More challenging is combining the collective components needed to gain the trust of stakeholders who contribute to, and also benefit from, AI-driven advances in clinical trial design. Companies that take this kind of holistic approach to improving the drug development process will be able to differentiate themselves. Iterative Scopes, for example, has made it a priority to form partnerships with leading GI organizations, providing unparalleled access to robust, curated datasets, which can power the quality and scope of its AI-driven software.

At the same time, pharmaceutical companies are understandably reluctant to share their valuable, proprietary R&D data. But their input is critical, partly because that information is necessary to inform the training datasets that are the foundation of accurate algorithms. However, this approach requires a shift in traditional thinking about clinical trials and how to bring drugs to market. Inability to acknowledge these links could delay the development of more informative clinical trials, and raises questions about the most effective ways to harness the data necessary to inform algorithmic models.

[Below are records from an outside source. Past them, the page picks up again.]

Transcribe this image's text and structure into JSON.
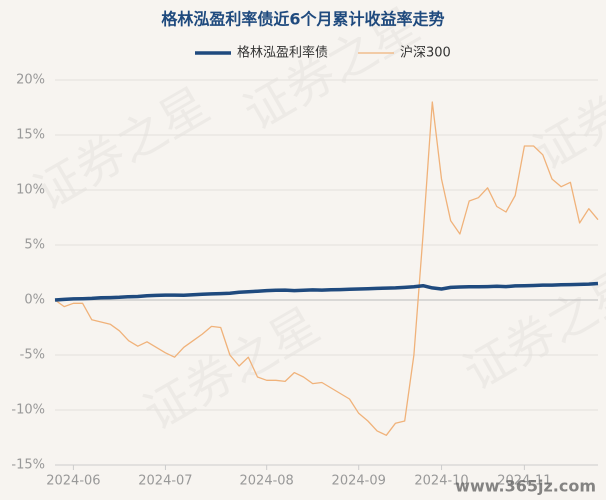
{
  "chart_data": {
    "type": "line",
    "title": "格林泓盈利率债近6个月累计收益率走势",
    "categories": [
      null,
      null,
      "2024-06",
      null,
      null,
      null,
      null,
      null,
      null,
      null,
      null,
      null,
      "2024-07",
      null,
      null,
      null,
      null,
      null,
      null,
      null,
      null,
      null,
      null,
      "2024-08",
      null,
      null,
      null,
      null,
      null,
      null,
      null,
      null,
      null,
      "2024-09",
      null,
      null,
      null,
      null,
      null,
      null,
      null,
      null,
      "2024-10",
      null,
      null,
      null,
      null,
      null,
      null,
      null,
      null,
      "2024-11",
      null,
      null,
      null,
      null,
      null,
      null,
      null,
      null
    ],
    "series": [
      {
        "name": "格林泓盈利率债",
        "color": "#1f4a7e",
        "width": 3.5,
        "values": [
          0,
          0.05,
          0.1,
          0.12,
          0.15,
          0.2,
          0.22,
          0.25,
          0.3,
          0.32,
          0.38,
          0.42,
          0.45,
          0.45,
          0.43,
          0.48,
          0.52,
          0.55,
          0.58,
          0.62,
          0.7,
          0.75,
          0.8,
          0.85,
          0.88,
          0.9,
          0.85,
          0.88,
          0.92,
          0.9,
          0.93,
          0.95,
          0.98,
          1.0,
          1.02,
          1.05,
          1.08,
          1.1,
          1.15,
          1.2,
          1.3,
          1.1,
          1.0,
          1.15,
          1.18,
          1.2,
          1.2,
          1.22,
          1.25,
          1.22,
          1.28,
          1.3,
          1.32,
          1.35,
          1.35,
          1.38,
          1.4,
          1.42,
          1.45,
          1.5
        ]
      },
      {
        "name": "沪深300",
        "color": "#f0b27a",
        "width": 1.3,
        "values": [
          0,
          -0.6,
          -0.3,
          -0.3,
          -1.8,
          -2,
          -2.2,
          -2.8,
          -3.7,
          -4.2,
          -3.8,
          -4.3,
          -4.8,
          -5.2,
          -4.3,
          -3.7,
          -3.1,
          -2.4,
          -2.5,
          -5,
          -6,
          -5.2,
          -7,
          -7.3,
          -7.3,
          -7.4,
          -6.6,
          -7,
          -7.6,
          -7.5,
          -8,
          -8.5,
          -9,
          -10.3,
          -11,
          -11.9,
          -12.3,
          -11.2,
          -11,
          -5,
          6,
          18,
          11,
          7.2,
          6,
          9,
          9.3,
          10.2,
          8.5,
          8,
          9.5,
          14,
          14,
          13.2,
          11,
          10.3,
          10.7,
          7,
          8.3,
          7.3
        ]
      }
    ],
    "ylim": [
      -15,
      20
    ],
    "yticks": [
      {
        "value": -15,
        "label": "-15%"
      },
      {
        "value": -10,
        "label": "-10%"
      },
      {
        "value": -5,
        "label": "-5%"
      },
      {
        "value": 0,
        "label": "0%"
      },
      {
        "value": 5,
        "label": "5%"
      },
      {
        "value": 10,
        "label": "10%"
      },
      {
        "value": 15,
        "label": "15%"
      },
      {
        "value": 20,
        "label": "20%"
      }
    ],
    "grid": true,
    "legend": "top",
    "watermark": "证券之星",
    "site": "www.365jz.com"
  }
}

AI and computer vision-driven algorithms can bring objectivity and speed to the drug development process by offering pharmaceutical sponsors more precise, quantifiable (and therefore objective) clinical endpoints by which to evaluate drug candidates. The ability to assemble a comprehensive ecosystem that enables development of high-quality AI-driven solutions to key challenges in drug development will differentiate successful players in this field.

Brice Wu is CPO and SVP Engineering at Iterative Scopes, a Cambridge, MA-based company that was spun out of MIT in 2017 and is a pioneer in the application of AI/ ML-based precision medicine to gastroenterology.